For mayonnaise, Hellmann’s or Best are traditional, but you can also use homemade, of course. (See Issue #6)
RECIPE: Mark’s Italian Sausage Strata
Although this has become a Christmas morning tradition, the original recipe first appeared in Bon Appétit. The strata can be assembled a day in advance and baked just before it is going to be eaten. Mark serves it with fruit salad on the side.
1 pound hot Italian sausage, removed from casings
1 large red bell pepper, seeded and diced
6 large eggs
2 ½ cups whole milk
½ cup heavy cream
½ cup finely grated Pecorino Romano or Parmigiano Reggiano cheese
2 bunches scallions, sliced (about 2 cups)
2 tablespoon chopped fresh oregano, marjoram, thyme, or a combination
½ teaspoon salt
Freshly ground black pepper
One 1-pound loaf crusty French or Italian bread, sliced about ¾ inch thick.
½ pound Fontina or Provolone cheese, grated (about 2 cups)
If baking the strata immediately, preheat the oven to 350°F. Grease a 3-quart, 9-by-13-inch baking dish, preferably ceramic or glass, with butter or olive oil.
Heat a large sauté pan over high heat.
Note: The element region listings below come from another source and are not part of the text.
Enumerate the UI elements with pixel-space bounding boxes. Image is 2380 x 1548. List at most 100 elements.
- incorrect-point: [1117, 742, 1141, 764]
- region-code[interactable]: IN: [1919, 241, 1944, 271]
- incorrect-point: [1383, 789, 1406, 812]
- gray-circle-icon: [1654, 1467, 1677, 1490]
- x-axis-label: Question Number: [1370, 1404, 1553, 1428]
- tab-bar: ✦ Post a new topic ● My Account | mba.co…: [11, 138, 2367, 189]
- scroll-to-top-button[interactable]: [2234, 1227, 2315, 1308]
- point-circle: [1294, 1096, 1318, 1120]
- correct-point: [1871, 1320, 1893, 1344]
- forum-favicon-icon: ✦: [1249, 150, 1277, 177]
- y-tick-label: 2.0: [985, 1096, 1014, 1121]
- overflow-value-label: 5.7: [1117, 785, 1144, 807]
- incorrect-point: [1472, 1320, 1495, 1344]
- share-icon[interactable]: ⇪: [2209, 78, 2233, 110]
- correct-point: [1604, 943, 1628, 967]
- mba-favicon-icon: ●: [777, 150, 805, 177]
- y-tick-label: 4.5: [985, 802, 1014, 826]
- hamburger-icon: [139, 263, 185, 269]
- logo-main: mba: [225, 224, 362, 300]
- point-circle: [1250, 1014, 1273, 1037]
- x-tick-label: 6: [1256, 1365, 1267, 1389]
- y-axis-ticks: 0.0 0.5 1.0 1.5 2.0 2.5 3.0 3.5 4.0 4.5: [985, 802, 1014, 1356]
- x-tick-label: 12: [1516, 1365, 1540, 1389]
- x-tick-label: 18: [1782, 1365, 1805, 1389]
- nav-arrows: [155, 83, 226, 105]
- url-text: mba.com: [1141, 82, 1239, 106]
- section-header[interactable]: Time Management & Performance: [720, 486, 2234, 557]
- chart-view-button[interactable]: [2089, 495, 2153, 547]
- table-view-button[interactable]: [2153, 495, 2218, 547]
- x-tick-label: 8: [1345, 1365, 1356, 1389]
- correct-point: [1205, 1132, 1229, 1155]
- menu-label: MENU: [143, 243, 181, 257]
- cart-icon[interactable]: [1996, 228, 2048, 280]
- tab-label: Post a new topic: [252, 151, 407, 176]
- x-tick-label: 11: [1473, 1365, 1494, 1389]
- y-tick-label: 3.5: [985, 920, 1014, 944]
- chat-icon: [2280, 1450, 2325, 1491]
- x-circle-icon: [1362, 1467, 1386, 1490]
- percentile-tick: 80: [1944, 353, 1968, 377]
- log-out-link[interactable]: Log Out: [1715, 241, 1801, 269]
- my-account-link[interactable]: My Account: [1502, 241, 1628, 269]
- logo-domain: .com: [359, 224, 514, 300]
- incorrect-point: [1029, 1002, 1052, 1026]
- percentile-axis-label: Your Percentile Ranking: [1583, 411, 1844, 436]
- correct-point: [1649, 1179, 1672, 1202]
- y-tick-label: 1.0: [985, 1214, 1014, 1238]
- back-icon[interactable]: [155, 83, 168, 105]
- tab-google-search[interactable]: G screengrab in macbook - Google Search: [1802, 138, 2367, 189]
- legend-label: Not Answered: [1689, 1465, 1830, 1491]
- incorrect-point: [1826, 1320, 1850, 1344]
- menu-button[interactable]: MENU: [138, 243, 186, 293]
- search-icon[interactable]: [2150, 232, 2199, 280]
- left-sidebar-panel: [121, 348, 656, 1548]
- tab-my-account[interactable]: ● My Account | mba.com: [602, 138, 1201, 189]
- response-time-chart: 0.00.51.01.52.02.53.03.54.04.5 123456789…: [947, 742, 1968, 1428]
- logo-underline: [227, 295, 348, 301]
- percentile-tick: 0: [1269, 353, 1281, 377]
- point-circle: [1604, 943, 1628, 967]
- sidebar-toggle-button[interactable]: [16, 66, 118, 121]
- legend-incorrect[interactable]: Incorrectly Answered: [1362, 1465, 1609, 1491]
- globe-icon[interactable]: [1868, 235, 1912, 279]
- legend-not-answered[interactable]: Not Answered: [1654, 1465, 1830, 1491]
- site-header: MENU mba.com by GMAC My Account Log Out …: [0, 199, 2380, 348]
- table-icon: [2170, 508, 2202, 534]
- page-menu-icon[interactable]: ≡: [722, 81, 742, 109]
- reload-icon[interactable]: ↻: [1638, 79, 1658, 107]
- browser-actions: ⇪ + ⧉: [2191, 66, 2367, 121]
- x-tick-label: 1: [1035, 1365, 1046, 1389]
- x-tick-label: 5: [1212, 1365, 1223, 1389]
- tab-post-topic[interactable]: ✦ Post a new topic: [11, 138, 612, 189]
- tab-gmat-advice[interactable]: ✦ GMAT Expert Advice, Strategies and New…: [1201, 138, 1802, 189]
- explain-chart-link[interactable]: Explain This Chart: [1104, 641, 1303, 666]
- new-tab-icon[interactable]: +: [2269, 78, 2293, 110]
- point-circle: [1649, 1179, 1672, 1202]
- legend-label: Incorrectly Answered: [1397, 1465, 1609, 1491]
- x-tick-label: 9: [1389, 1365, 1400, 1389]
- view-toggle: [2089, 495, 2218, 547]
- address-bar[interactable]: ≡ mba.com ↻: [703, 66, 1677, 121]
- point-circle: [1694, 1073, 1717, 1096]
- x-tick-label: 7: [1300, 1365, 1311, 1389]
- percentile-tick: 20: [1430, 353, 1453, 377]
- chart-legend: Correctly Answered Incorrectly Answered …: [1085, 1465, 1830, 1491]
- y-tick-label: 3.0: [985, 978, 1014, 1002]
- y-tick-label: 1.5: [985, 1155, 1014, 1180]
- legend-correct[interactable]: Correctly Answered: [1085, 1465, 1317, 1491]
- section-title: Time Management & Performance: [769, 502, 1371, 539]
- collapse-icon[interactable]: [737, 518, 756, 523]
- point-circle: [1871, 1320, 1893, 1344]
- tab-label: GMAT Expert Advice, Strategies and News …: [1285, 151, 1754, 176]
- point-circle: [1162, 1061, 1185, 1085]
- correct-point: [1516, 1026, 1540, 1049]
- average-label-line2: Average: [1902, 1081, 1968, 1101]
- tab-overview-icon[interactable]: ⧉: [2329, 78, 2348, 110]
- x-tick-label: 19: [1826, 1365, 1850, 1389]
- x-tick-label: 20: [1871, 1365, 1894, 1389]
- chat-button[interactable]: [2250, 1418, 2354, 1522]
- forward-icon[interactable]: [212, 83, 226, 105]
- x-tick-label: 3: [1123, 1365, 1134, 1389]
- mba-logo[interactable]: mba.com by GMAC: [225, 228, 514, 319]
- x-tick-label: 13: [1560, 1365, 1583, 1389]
Add the sausage and diced bell pepper and cook, breaking up the sausage with a wooden spoon, until the meat is cooked through and the pepper is tender, 7 to 10 minutes. While the sausage is cooking, in a large bowl, beat the eggs with the milk and cream. Add the Pecorino or Parmigiano cheese, scallions, fresh herbs, salt, and a generous amount of freshly ground black pepper, and beat to combine.
Arrange half the bread slices in the bottom of the greased baking dish. Pour half the egg mixure over top, scatter half of the sausage and pepper mixture, and then sprinkle half of the Fontina cheese. Repeat the layering, ending with Fontina. Let stand at least 20 minutes, pressing down the bread to submerge, or cover and refrigerate overnight.
Bake the strata in the preheated oven for about 1 hour, until puffed and browned. Cool slightly before serving.